The Overture in flight
Boom, qui produit le jet hypersonique Overture, a pris une sérieuse avance dans ses efforts de collecte de fonds. Boom

Les projets de Destinus sont-ils viables?

Selon Hansjörg Bürgi, rédacteur en chef du magazine aéronautique suisse Skynews.ch, «il faudra des années, voire des décennies de tests, avant que des passagers puissent s’offrir une place et voler à bord pour la première fois, c’est ce que je pense».

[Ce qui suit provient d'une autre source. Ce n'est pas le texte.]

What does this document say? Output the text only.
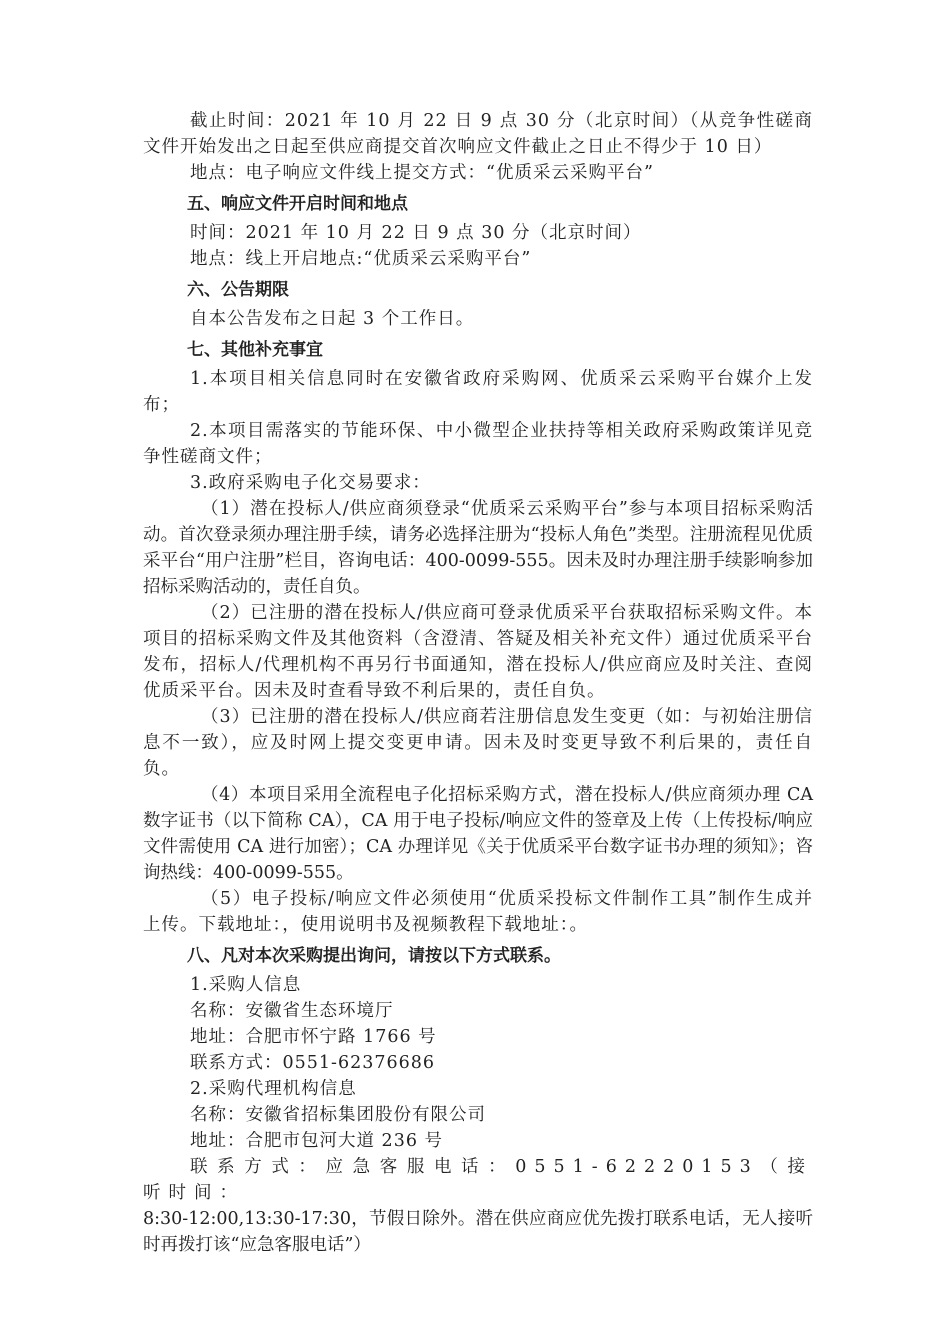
截止时间：2021 年 10 月 22 日 9 点 30 分（北京时间）（从竞争性磋商文件开始发出之日起至供应商提交首次响应文件截止之日止不得少于 10 日）

地点：电子响应文件线上提交方式：“优质采云采购平台”

五、响应文件开启时间和地点

时间：2021 年 10 月 22 日 9 点 30 分（北京时间）

地点：线上开启地点:“优质采云采购平台”

六、公告期限

自本公告发布之日起 3 个工作日。

七、其他补充事宜

1.本项目相关信息同时在安徽省政府采购网、优质采云采购平台媒介上发布；

2.本项目需落实的节能环保、中小微型企业扶持等相关政府采购政策详见竞争性磋商文件；

3.政府采购电子化交易要求：

（1）潜在投标人/供应商须登录“优质采云采购平台”参与本项目招标采购活动。首次登录须办理注册手续，请务必选择注册为“投标人角色”类型。注册流程见优质采平台“用户注册”栏目，咨询电话：400-0099-555。因未及时办理注册手续影响参加招标采购活动的，责任自负。

（2）已注册的潜在投标人/供应商可登录优质采平台获取招标采购文件。本项目的招标采购文件及其他资料（含澄清、答疑及相关补充文件）通过优质采平台发布，招标人/代理机构不再另行书面通知，潜在投标人/供应商应及时关注、查阅优质采平台。因未及时查看导致不利后果的，责任自负。

（3）已注册的潜在投标人/供应商若注册信息发生变更（如：与初始注册信息不一致），应及时网上提交变更申请。因未及时变更导致不利后果的，责任自负。

（4）本项目采用全流程电子化招标采购方式，潜在投标人/供应商须办理 CA 数字证书（以下简称 CA），CA 用于电子投标/响应文件的签章及上传（上传投标/响应文件需使用 CA 进行加密）；CA 办理详见《关于优质采平台数字证书办理的须知》；咨询热线：400-0099-555。

（5）电子投标/响应文件必须使用“优质采投标文件制作工具”制作生成并上传。下载地址：，使用说明书及视频教程下载地址：。

八、凡对本次采购提出询问，请按以下方式联系。

1.采购人信息

名称：安徽省生态环境厅

地址：合肥市怀宁路 1766 号

联系方式：0551-62376686

2.采购代理机构信息

名称：安徽省招标集团股份有限公司

地址：合肥市包河大道 236 号

联系方式：应急客服电话：0551-62220153（接听时间：

8:30-12:00,13:30-17:30，节假日除外。潜在供应商应优先拨打联系电话，无人接听时再拨打该“应急客服电话”）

Les spécialistes de l’aviation s’accordent à dire que de nombreux défis liés au stockage de l’hydrogène, à la chaîne d’approvisionnement et à l’infrastructure doivent être relevés avant que les avions à hydrogène ne deviennent une réalité dans le transport de voyageurs, un processus qui prendrait au mieux des décennies.

Cela n’empêche pas les scientifiques ou les entrepreneurs et entrepreneuses comme Mikhail Kokorich de rêver en grand.

«Il s’agit d’un marathon et non d’un sprint, dit-il, et nous nous concentrons maintenant sur la génération de revenus pour continuer à financer notre vision audacieuse».

Mikhail Kokorich, fondateur de Destinus

En 2011, Mikhail Kokorich a fondé la première entreprise spatiale privée de Russie, Dauria. Mikhail Kokorich s’est installé aux États-Unis en 2014 et a demandé l’asile — qu’il n’a jamais obtenu — en raison de son implication dans un mouvement d’opposition russe.

Il a créé Momentus, qui se consacre au développement d’engins spatiaux destinés à nettoyer les déchets de l’espace. En juillet 2021, l’entreprise et lui-même ont été accusés d’avoir trompé les investisseurs et investisseuses au sujet de sa technologie de propulsion, et d’avoir minimisé les préoccupations des régulateurs et régulatrices en matière de sécurité nationale.

Mikhail Kokorich a nié avoir dissimulé des faits essentiels concernant son travail, a démissionné, et s’est installé en Suisse, où il a obtenu un permis de séjour en deux mois. En 2021, il a créé Destinus avec l’objectif de construire des avions supersoniques et de développer des technologies de l’hydrogène.